The "meth gun" in field tests.

The device is handheld, battery-operated, and looks like a traffic radar gun, according to Poteet, who said the gadget has no official name yet. It works by transmitting ultraviolet rays across a surface, releasing what amounts to the chemical's invisible signature. The drug-detecting device then records the signature and analyzes it, Poteet said.

The multifunctional device can perform wired or wireless data uploading and downloading. It time- and date-stamps all of its tests and stores the results for later retrieval.

The gun also features a small camera for taking pictures of suspects.

"It's sort of like the Motorola Razr phone with as many functions as it has," Poteet said.

As for items purchased from secondhand stores, Poteet said the gun could possibly detect trace amounts of drugs used by a previous owner, but those amounts probably wouldn't be enough to warrant police suspicion.

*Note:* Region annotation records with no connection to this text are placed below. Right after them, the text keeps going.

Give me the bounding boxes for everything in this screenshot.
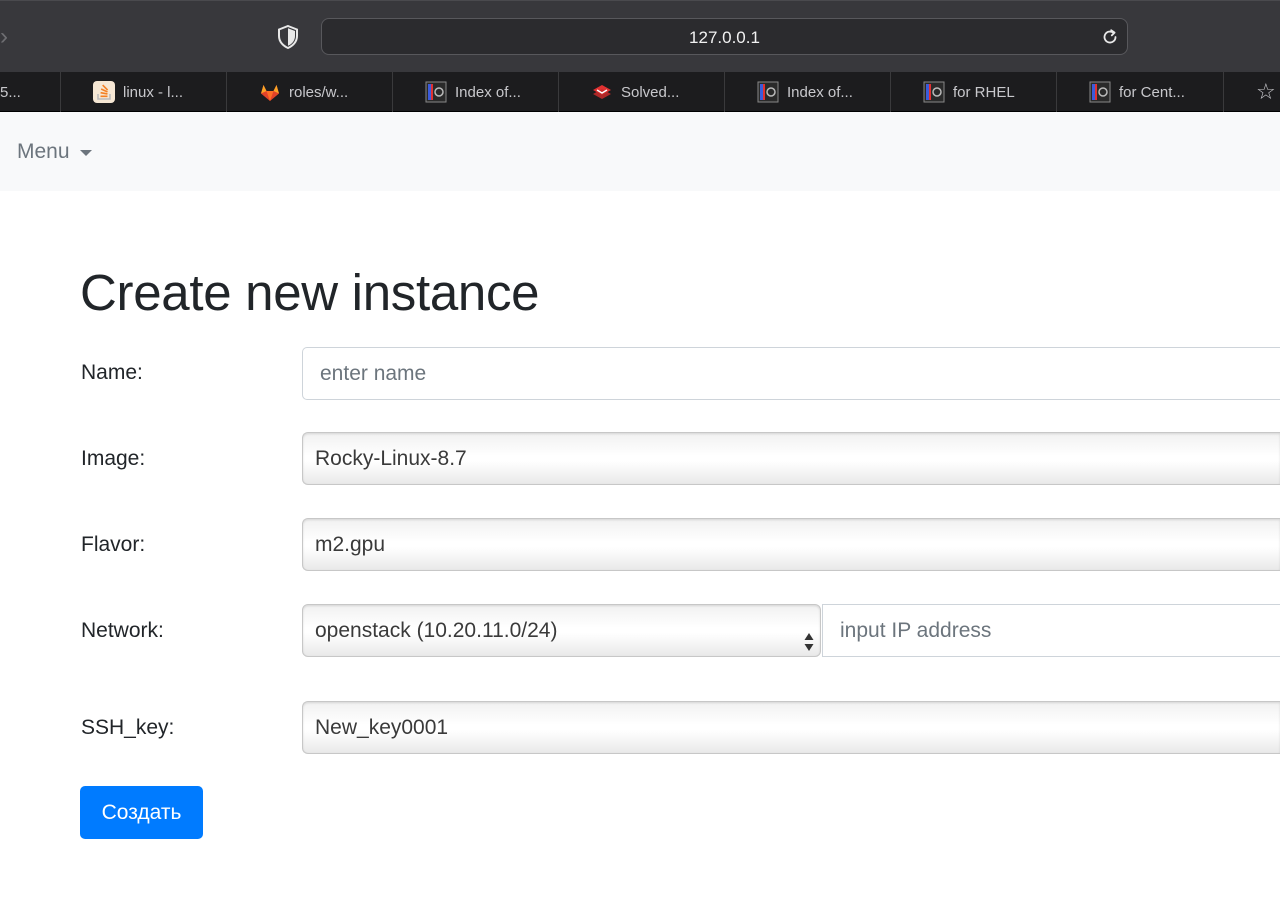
image-label: Image: [81,447,146,470]
name-input[interactable] [302,347,1280,400]
tab-item[interactable]: Index of... [725,72,891,112]
page-title: Create new instance [80,264,540,321]
network-select[interactable]: openstack (10.20.11.0/24) [302,604,821,657]
solved-site-icon [591,81,613,103]
ip-address-input[interactable] [822,604,1280,657]
tab-label: linux - l... [123,83,184,101]
flavor-select-value: m2.gpu [315,533,386,556]
index-site-icon [923,81,945,103]
tab-item[interactable]: Solved... [559,72,725,112]
tab-item[interactable]: for RHEL [891,72,1057,112]
shield-icon[interactable] [277,24,299,50]
tab-label: for RHEL [953,83,1015,101]
index-site-icon [425,81,447,103]
menu-dropdown-toggle[interactable]: Menu [17,139,92,165]
forward-icon[interactable]: › [0,23,18,51]
tab-item[interactable]: 5... [0,72,61,112]
tab-label: Index of... [455,83,521,101]
index-site-icon [1089,81,1111,103]
tab-bar: 5... linux - l... roles/w... Index of...… [0,72,1280,112]
network-label: Network: [81,619,164,642]
ssh-key-label: SSH_key: [81,716,175,739]
tab-label: Index of... [787,83,853,101]
app-navbar: Menu [0,112,1280,191]
stackoverflow-icon [93,81,115,103]
tab-label: Solved... [621,83,680,101]
network-select-value: openstack (10.20.11.0/24) [315,619,558,642]
tab-item[interactable]: roles/w... [227,72,393,112]
tab-label: roles/w... [289,83,349,101]
caret-down-icon [79,149,92,156]
image-select-value: Rocky-Linux-8.7 [315,447,467,470]
tab-item[interactable]: linux - l... [61,72,227,112]
name-label: Name: [81,361,143,384]
browser-toolbar: › 127.0.0.1 [0,0,1280,72]
ssh-key-select-value: New_key0001 [315,716,449,739]
ssh-key-select[interactable]: New_key0001 [302,701,1280,754]
reload-icon[interactable] [1101,28,1119,46]
select-arrows-icon [804,621,814,651]
tab-label: 5... [0,83,21,101]
flavor-select[interactable]: m2.gpu [302,518,1280,571]
address-bar[interactable]: 127.0.0.1 [321,18,1128,55]
create-button[interactable]: Создать [80,786,203,839]
tab-label: for Cent... [1119,83,1185,101]
gitlab-icon [259,81,281,103]
menu-label: Menu [17,140,70,163]
tab-item[interactable]: Index of... [393,72,559,112]
bookmark-star-icon[interactable]: ☆ [1256,79,1280,105]
url-text: 127.0.0.1 [689,28,760,47]
flavor-label: Flavor: [81,533,146,556]
image-select[interactable]: Rocky-Linux-8.7 [302,432,1280,485]
index-site-icon [757,81,779,103]
tab-item[interactable]: for Cent... [1057,72,1224,112]
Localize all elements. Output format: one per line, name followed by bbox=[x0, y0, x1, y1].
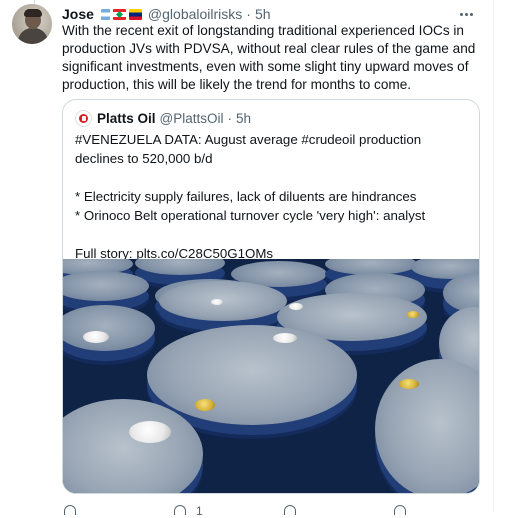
quoted-tweet-header: Platts Oil @PlattsOil · 5h bbox=[75, 109, 251, 127]
tweet-actions: 1 bbox=[62, 503, 482, 518]
tweet[interactable]: Jose @globaloilrisks · 5h With the recen… bbox=[0, 0, 494, 518]
avatar[interactable] bbox=[12, 4, 52, 44]
author-handle[interactable]: @globaloilrisks bbox=[148, 6, 242, 22]
oil-drums-photo[interactable] bbox=[63, 259, 479, 493]
retweet-count: 1 bbox=[196, 504, 203, 518]
flags bbox=[100, 8, 142, 20]
quoted-timestamp: 5h bbox=[235, 110, 252, 126]
flag-argentina-icon bbox=[100, 8, 110, 20]
quoted-avatar bbox=[75, 109, 92, 127]
author-name[interactable]: Jose bbox=[62, 6, 94, 22]
like-icon[interactable] bbox=[284, 505, 296, 515]
reply-icon[interactable] bbox=[64, 505, 76, 515]
share-icon[interactable] bbox=[394, 505, 406, 515]
quoted-bullet-1: * Electricity supply failures, lack of d… bbox=[75, 189, 417, 204]
quoted-bullet-2: * Orinoco Belt operational turnover cycl… bbox=[75, 208, 426, 223]
retweet-icon[interactable] bbox=[174, 505, 186, 515]
tweet-header: Jose @globaloilrisks · 5h bbox=[62, 5, 271, 23]
quoted-separator-dot: · bbox=[227, 110, 232, 126]
quoted-tweet[interactable]: Platts Oil @PlattsOil · 5h #VENEZUELA DA… bbox=[62, 99, 480, 494]
quoted-headline: #VENEZUELA DATA: August average #crudeoi… bbox=[75, 132, 422, 166]
flag-venezuela-icon bbox=[128, 8, 142, 20]
quoted-author-name: Platts Oil bbox=[97, 110, 156, 126]
flag-lebanon-icon bbox=[112, 8, 126, 20]
more-options-icon[interactable] bbox=[457, 5, 475, 23]
quoted-author-handle: @PlattsOil bbox=[159, 110, 224, 126]
quoted-tweet-text: #VENEZUELA DATA: August average #crudeoi… bbox=[75, 130, 471, 263]
tweet-timestamp[interactable]: 5h bbox=[255, 6, 271, 22]
tweet-text: With the recent exit of longstanding tra… bbox=[62, 23, 476, 92]
separator-dot: · bbox=[246, 6, 251, 22]
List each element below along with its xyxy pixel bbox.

"If someone is using or involved in the manufacture of meth, it's in their cuticles, their hair. They can scrub and scrub, but it's everywhere," Poteet said, "That's what the police are looking for."

The device is still in the prototype stage of development and is being field-tested on methamphetamines, but the mass-produced devices will test for cocaine, marijuana and heroin as well, according to Poteet. The price of the gun is currently about $10,000, but once in production, the price is expected to drop to about $2,000, he said.

By the time the device is ready for law-enforcement use, most likely by March 2007, it should resemble a flashlight.

"We don't want it to look like a gun and then have to point it at people," Poteet said.